Another item was the view of trench warfare as static, men living in squalid conditions for an extended period of time. While this may have been the early conditions on the Somme, by the 1917 battle at Vimy their was regular rotation of troops from the line to the rear areas. Most of the troops were billeted in houses and other shelter in towns like Arras (15km) from the front. They were still subject to artillery while in Arras and machine gun and motar fire on the way to and from the line. This is a very different view that what I had in my head for the war on the western front.

It should be noted that none of these types of well developed fortifications appeared to be in place at Beaumont Hamel for the 1916 battle but that may be the difference in strategy after the initial battles on the Somme.

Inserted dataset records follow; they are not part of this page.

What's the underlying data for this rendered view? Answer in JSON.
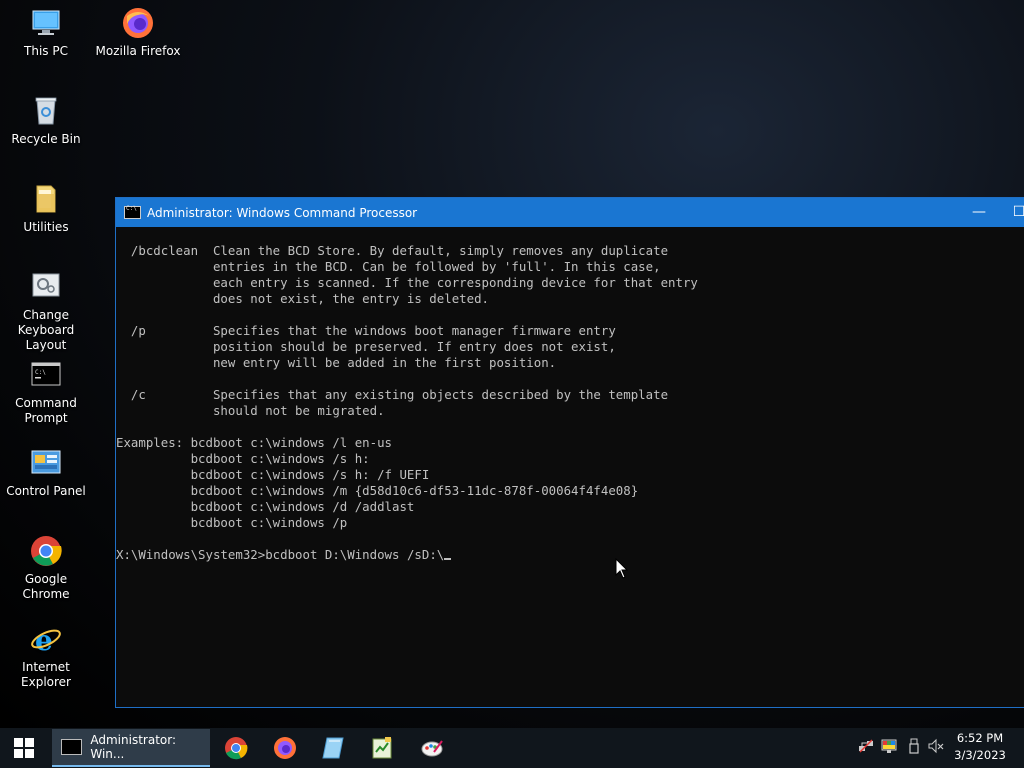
{
  "desktop": {
    "icons": [
      {
        "label_1": "This PC",
        "label_2": ""
      },
      {
        "label_1": "Mozilla Firefox",
        "label_2": ""
      },
      {
        "label_1": "Recycle Bin",
        "label_2": ""
      },
      {
        "label_1": "Utilities",
        "label_2": ""
      },
      {
        "label_1": "Change",
        "label_2": "Keyboard Layout"
      },
      {
        "label_1": "Command",
        "label_2": "Prompt"
      },
      {
        "label_1": "Control Panel",
        "label_2": ""
      },
      {
        "label_1": "Google Chrome",
        "label_2": ""
      },
      {
        "label_1": "Internet Explorer",
        "label_2": ""
      }
    ]
  },
  "window": {
    "title": "Administrator: Windows Command Processor",
    "minimize_glyph": "—",
    "maximize_glyph": "☐"
  },
  "console": {
    "lines": [
      "  /bcdclean  Clean the BCD Store. By default, simply removes any duplicate",
      "             entries in the BCD. Can be followed by 'full'. In this case,",
      "             each entry is scanned. If the corresponding device for that entry",
      "             does not exist, the entry is deleted.",
      "",
      "  /p         Specifies that the windows boot manager firmware entry",
      "             position should be preserved. If entry does not exist,",
      "             new entry will be added in the first position.",
      "",
      "  /c         Specifies that any existing objects described by the template",
      "             should not be migrated.",
      "",
      "Examples: bcdboot c:\\windows /l en-us",
      "          bcdboot c:\\windows /s h:",
      "          bcdboot c:\\windows /s h: /f UEFI",
      "          bcdboot c:\\windows /m {d58d10c6-df53-11dc-878f-00064f4f4e08}",
      "          bcdboot c:\\windows /d /addlast",
      "          bcdboot c:\\windows /p",
      ""
    ],
    "prompt": "X:\\Windows\\System32>",
    "input": "bcdboot D:\\Windows /sD:\\"
  },
  "taskbar": {
    "active_task_label": "Administrator: Win...",
    "pinned": [
      "chrome-icon",
      "firefox-icon",
      "notepad-icon",
      "spreadsheet-icon",
      "paint-icon"
    ],
    "clock_time": "6:52 PM",
    "clock_date": "3/3/2023"
  },
  "colors": {
    "title_bar": "#1a76d2",
    "console_text": "#c0c0c0",
    "console_bg": "#0c0c0c",
    "taskbar": "#10161c"
  }
}
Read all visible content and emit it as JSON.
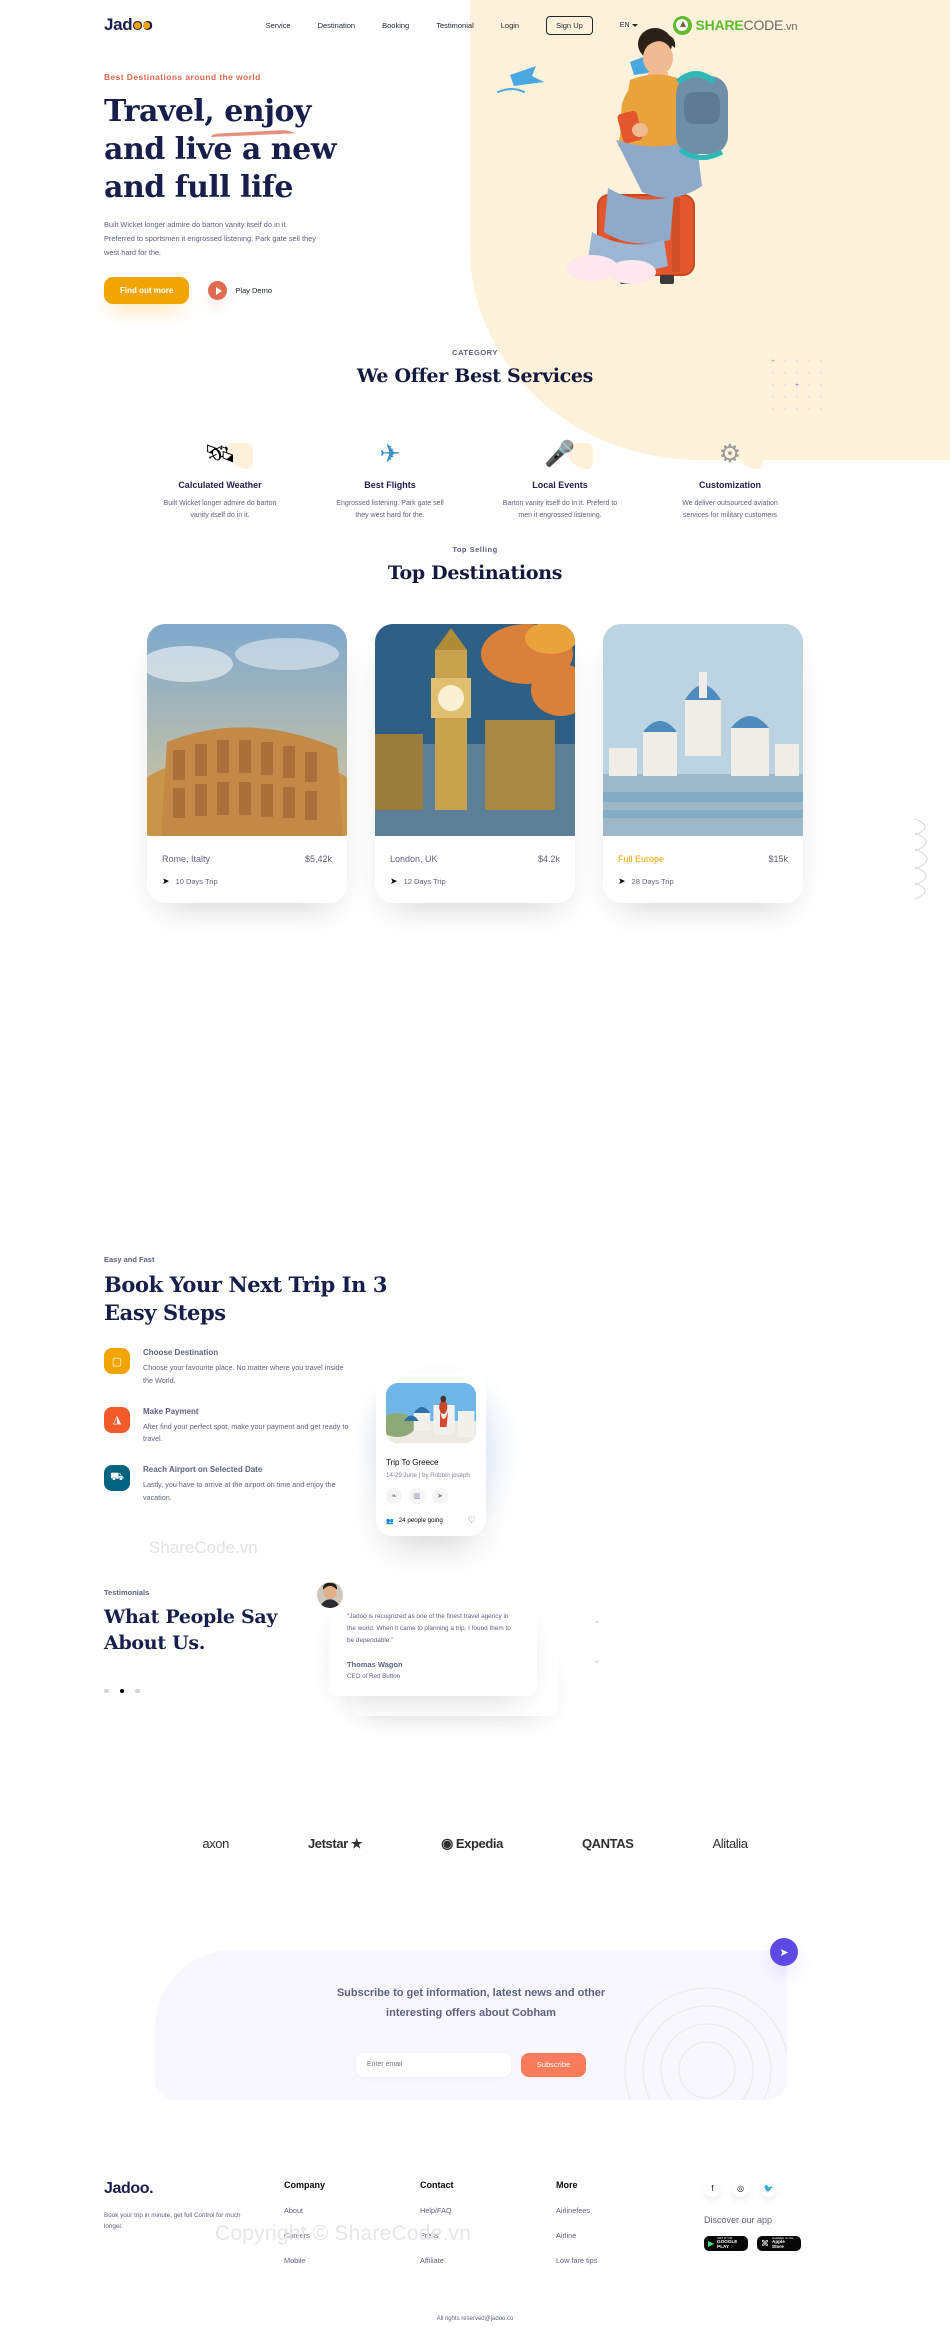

Lastly, after looking at some of the additional items added to war memorials to ‘adapt’ the message – I had to ask myself what happened in 1940-1944. Once again my guide Zac to the rescue. Since almost all the WWI memorials were completed in the 1920s and 1930s, It occurred to me that if these memorials of the WWI victors was offensive to Germany, they would have destroyed them when France was occupied by Nazi forces in WWII. Zac produced a picture of Hitler touring the Vimy Memorial. Despite the other policies of the Reich, there was a general order that none of the memorials were to be touched. And with the exception of some scrounging of iron from some sites to be sold as scrap because the lack of raw materials.

A last story of was of the 51st Highland memorial at Beaumont Hamel, apparently there was some looting of metal artifacts at the site and a scaffolding was erected to remove the large solider at the top of the monument. When this was observed by a passing allied (RAF) fighter pilot, daily strafing runs were conducted to ‘discourage’ this from happening.

Moral of this story – well the easiest one – go to these places, talk to the guides – what you find is amazing.

Tomorrow, I follow the final battles of the Canadian Army in World War I, with the advance on Canal d’Nord and Cambrai.

Tour of tunnels, walk to the top of hill 145.
Thanks to a miscommunication on the tour booking, apparently they thought I was a tour group not an individual so they booked the entire 10AM tour in my name. As a result I had a personal tour of the tunnels of Vimy Ridge. The tunnel system was incredible well developed. It extended kilometers into the rear. The tunnels themselves are primarily 33ft below the surface, away from most dangers. they are 6-foot high and wide enough to allow 2 soldiers to pass in full gear. Various chambers allow for medical treatment, supplies, command and communication. A limited electrical system provided some light in 1917.

below the main tunnels, fighting tunnels were dug to try an intercept enemy tunnel systems. Either by breaking into them, collapsing them, or placing large amounts of explosives for cratering activity. The results of the British 1916 – Grange crater then became the edge of the combat line. In this cast the forward positions of Canadian and German forces were about 25m apart. Apparently, keeping your head down was a good policy for both sides.

The area was occupied by Canadian Forces for about 8 months prior to the main battle. Although the sniping, artillery, and mortar fire would be a daily occurrence.

On the top of hill 145 the view is commanding. Making the military value of the position obvious.

Finished this morning’s travel with a stop at the German Cemetery at Neuville St Vaast.